The report is wise about the culture wars, warning that they are as great a danger for the right as the left. When the Prime Minister and Home Secretary cannot condemnyobs who boo the England team for taking the knee, it is easy to see how the side that sounds humane and reasonable rather than the side that allows its own fanatics to drag it to an extreme will win.
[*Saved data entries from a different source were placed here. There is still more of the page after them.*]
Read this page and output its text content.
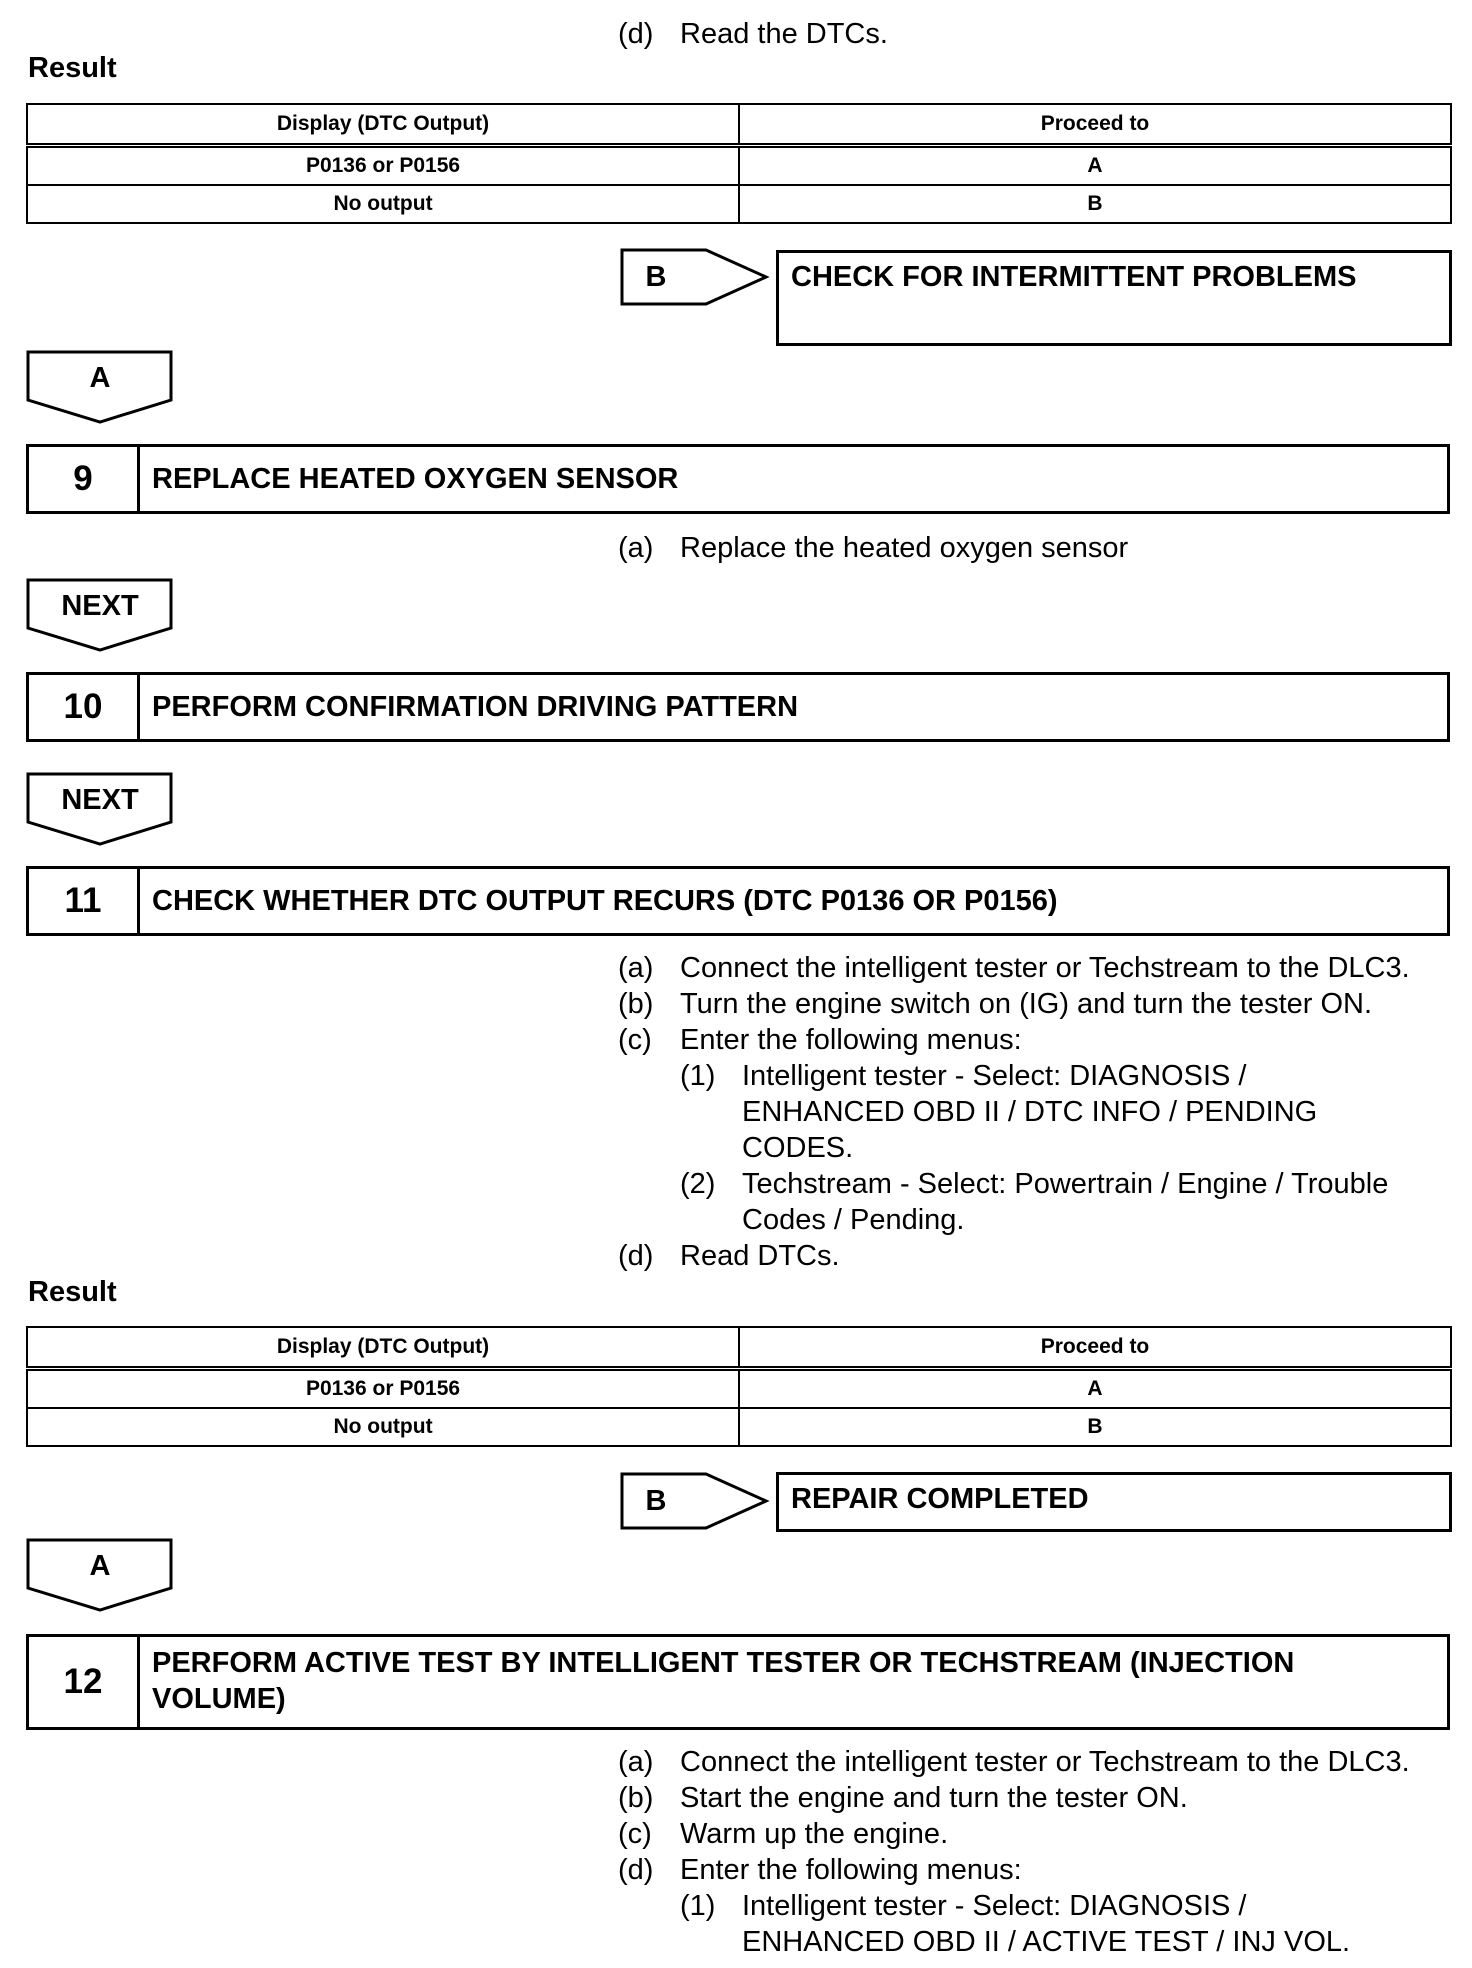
(d) Read the DTCs.
Result
Display (DTC Output)	Proceed to
P0136 or P0156	A
No output	B
B	CHECK FOR INTERMITTENT PROBLEMS
A
9	REPLACE HEATED OXYGEN SENSOR
(a) Replace the heated oxygen sensor
NEXT
10	PERFORM CONFIRMATION DRIVING PATTERN
NEXT
11	CHECK WHETHER DTC OUTPUT RECURS (DTC P0136 OR P0156)
(a) Connect the intelligent tester or Techstream to the DLC3.
(b) Turn the engine switch on (IG) and turn the tester ON.
(c) Enter the following menus:
(1) Intelligent tester - Select: DIAGNOSIS /
ENHANCED OBD II / DTC INFO / PENDING
CODES.
(2) Techstream - Select: Powertrain / Engine / Trouble
Codes / Pending.
(d) Read DTCs.
Result
Display (DTC Output)	Proceed to
P0136 or P0156	A
No output	B
B	REPAIR COMPLETED
A
12	PERFORM ACTIVE TEST BY INTELLIGENT TESTER OR TECHSTREAM (INJECTION
VOLUME)
(a) Connect the intelligent tester or Techstream to the DLC3.
(b) Start the engine and turn the tester ON.
(c) Warm up the engine.
(d) Enter the following menus:
(1) Intelligent tester - Select: DIAGNOSIS /
ENHANCED OBD II / ACTIVE TEST / INJ VOL.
And yet and yet. The culture wars are the result of a great shift in western politics. Liberal graduates now dominate left-of-centre parties across the rich world. I don’t know how far they would allow Labour to go down a communitarian road before they revolted. Maybe, like the centre-left of the 1990s, they will become so sick of losing elections they tell their leaders to do whatever is necessary to win, as the anti-Thatcher generation told Tony Blair and Gordon Brown. But I cannot guarantee it.

A more fundamental problem is that Renaissance is selling the same myth as Boris Johnson. How does it propose to create the ‘good jobs you can raise a family on’? We have wrenched ourselves out of a vast and prosperous free trade area and our leaders can’t even talk about the consequences let alone try to ameliorate them. The state turns on business, and then expects business to raise investment and productivity levels. The idea that restricting migration will increase living standards is about to be exposed.

All of this pushes all of us in the anti-Johnsonian counter-culture back to asking the same, old question: how can this country be so stupid?